Dün Menderes’e bugün Erdoğan’a...

Sabah Gazetesi Yazarı Şebnem Bursalı'nın bugünkü (19.01.2022)''Dün Menderes’e bugün Erdoğan’a...''başlıklı yazısı.

Yakın siyasi tarihimizin en kara sayfalarının, her on yılda bir yapılan darbeler, postmodern darbeler ve verilen muhtıralar olduğu konusunda herkes hemfikirdir eminim. Bu kara sayfaları tek tek yırtan, o dönemin ayıplarını silmek adına hem siyasi hem hukuki hem de insani her girişimi yapan liderin adı da Recep Tayyip Erdoğan.
Vesayet temsilcileriyle giriştiği mücadelede, kâh şahsı, kâh ailesi tehdit edildi, kâh partisi kapatılmaya çalışıldı, kâh iftiralara maruz kaldı. Ama hiçbir şey onu durduramadı, aksine dünden daha kararlı, daha korkusuz yaptı. Darbeciler onlarca yıl sonra yargılandı, hak ettikleri cezaları aldılar, rütbeleri söküldü.

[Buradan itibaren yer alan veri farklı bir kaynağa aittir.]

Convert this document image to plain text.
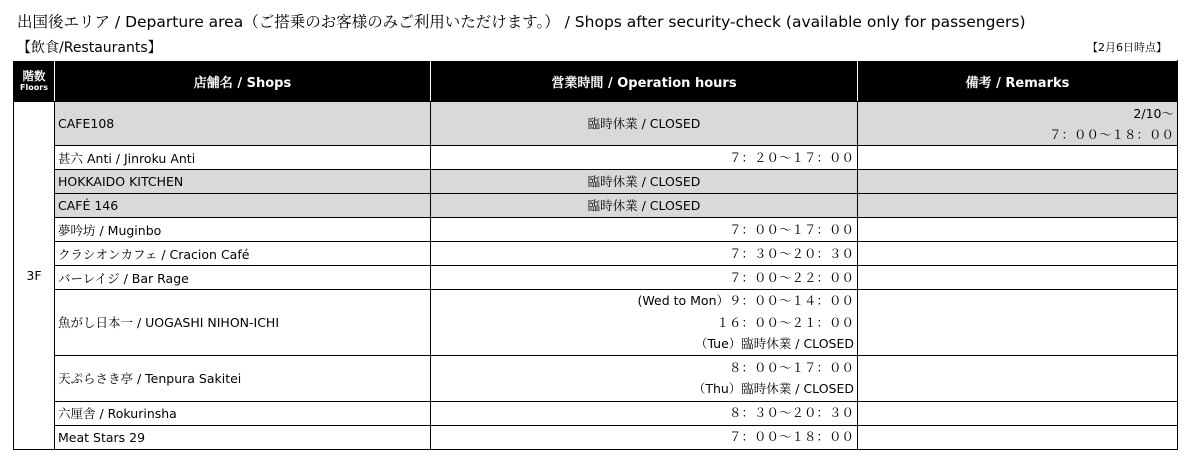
出国後エリア / Departure area（ご搭乗のお客様のみご利用いただけます。） / Shops after security-check (available only for passengers)
【飲食/Restaurants】	【2月6日時点】
階数
Floors	店舗名 / Shops	営業時間 / Operation hours	備考 / Remarks
3F	CAFE108	臨時休業 / CLOSED	2/10～
７：００～１８：００

	甚六 Anti / Jinroku Anti	７：２０～１７：００	

	HOKKAIDO KITCHEN	臨時休業 / CLOSED	

	CAFÉ 146	臨時休業 / CLOSED	

	夢吟坊 / Muginbo	７：００～１７：００	

	クラシオンカフェ / Cracion Café	７：３０～２０：３０	

	バーレイジ / Bar Rage	７：００～２２：００	

	魚がし日本一 / UOGASHI NIHON-ICHI	(Wed to Mon）９：００～１４：００
１６：００～２１：００
（Tue）臨時休業 / CLOSED	

	天ぷらさき亭 / Tenpura Sakitei	８：００～１７：００
（Thu）臨時休業 / CLOSED	

	六厘舎 / Rokurinsha	８：３０～２０：３０	

	Meat Stars 29	７：００～１８：００	
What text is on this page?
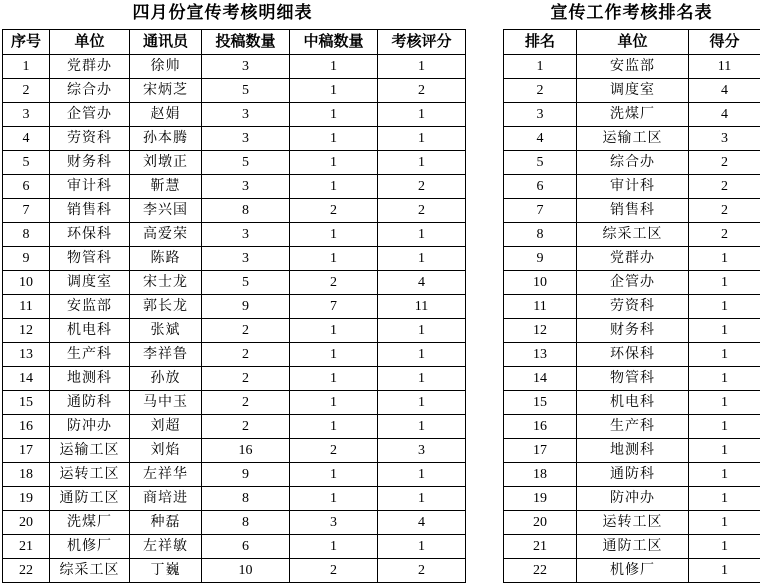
四月份宣传考核明细表
序号	单位	通讯员	投稿数量	中稿数量	考核评分
1	党群办	徐帅	3	1	1
2	综合办	宋炳芝	5	1	2
3	企管办	赵娟	3	1	1
4	劳资科	孙本腾	3	1	1
5	财务科	刘墩正	5	1	1
6	审计科	靳慧	3	1	2
7	销售科	李兴国	8	2	2
8	环保科	高爱荣	3	1	1
9	物管科	陈路	3	1	1
10	调度室	宋士龙	5	2	4
11	安监部	郭长龙	9	7	11
12	机电科	张斌	2	1	1
13	生产科	李祥鲁	2	1	1
14	地测科	孙放	2	1	1
15	通防科	马中玉	2	1	1
16	防冲办	刘超	2	1	1
17	运输工区	刘焰	16	2	3
18	运转工区	左祥华	9	1	1
19	通防工区	商培进	8	1	1
20	洗煤厂	种磊	8	3	4
21	机修厂	左祥敏	6	1	1
22	综采工区	丁巍	10	2	2
宣传工作考核排名表
排名	单位	得分
1	安监部	11
2	调度室	4
3	洗煤厂	4
4	运输工区	3
5	综合办	2
6	审计科	2
7	销售科	2
8	综采工区	2
9	党群办	1
10	企管办	1
11	劳资科	1
12	财务科	1
13	环保科	1
14	物管科	1
15	机电科	1
16	生产科	1
17	地测科	1
18	通防科	1
19	防冲办	1
20	运转工区	1
21	通防工区	1
22	机修厂	1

Darbecilerin idam ettiği, hapse attığı ya da itibarsızlaştırmak adına onca iftiraya maruz kalan milletin adamlarına iade-i itibar yapıldı, düzmece yargı kararları hukuken yok sayıldı. En kanlı darbelerden olan 27 Mayıs sonrası idam edilen demokrasi şehitlerinin yargılandığı Yassıada, Demokrasi ve Özgürlükler Adası olurken, merhum Başbakan Adnan Menderes'in vasiyetinin yerine getirildiği gün, bir başka anlamlı idi.

Başkan Erdoğan'ın büyük bir titizlik ve hassasiyetle talimatını verip her adımını takip ettiği, Çine Çayı kenarında, Menderes'in doğup büyüdüğü evin bir benzerinin inşa edildiği ve Demokrasi Müzesi olarak açıldığı cumartesi günü, bir anlamda milletin adamının, milletin sevgilisi olmuş bir büyük devlet adamına millet adına ödediği bir vefa borcu idi.
Bu özel güne tanıklık eden 3 gazeteciden biri olarak pazartesi günü yazdıklarıma bir ek yaparken, aslında düne dair her şey dönüşür ve ayıplar temizlenirken, maalesef değişmeyen zihniyet ve anlayışlara da tanıklık ettiğimizi söylemek isterim.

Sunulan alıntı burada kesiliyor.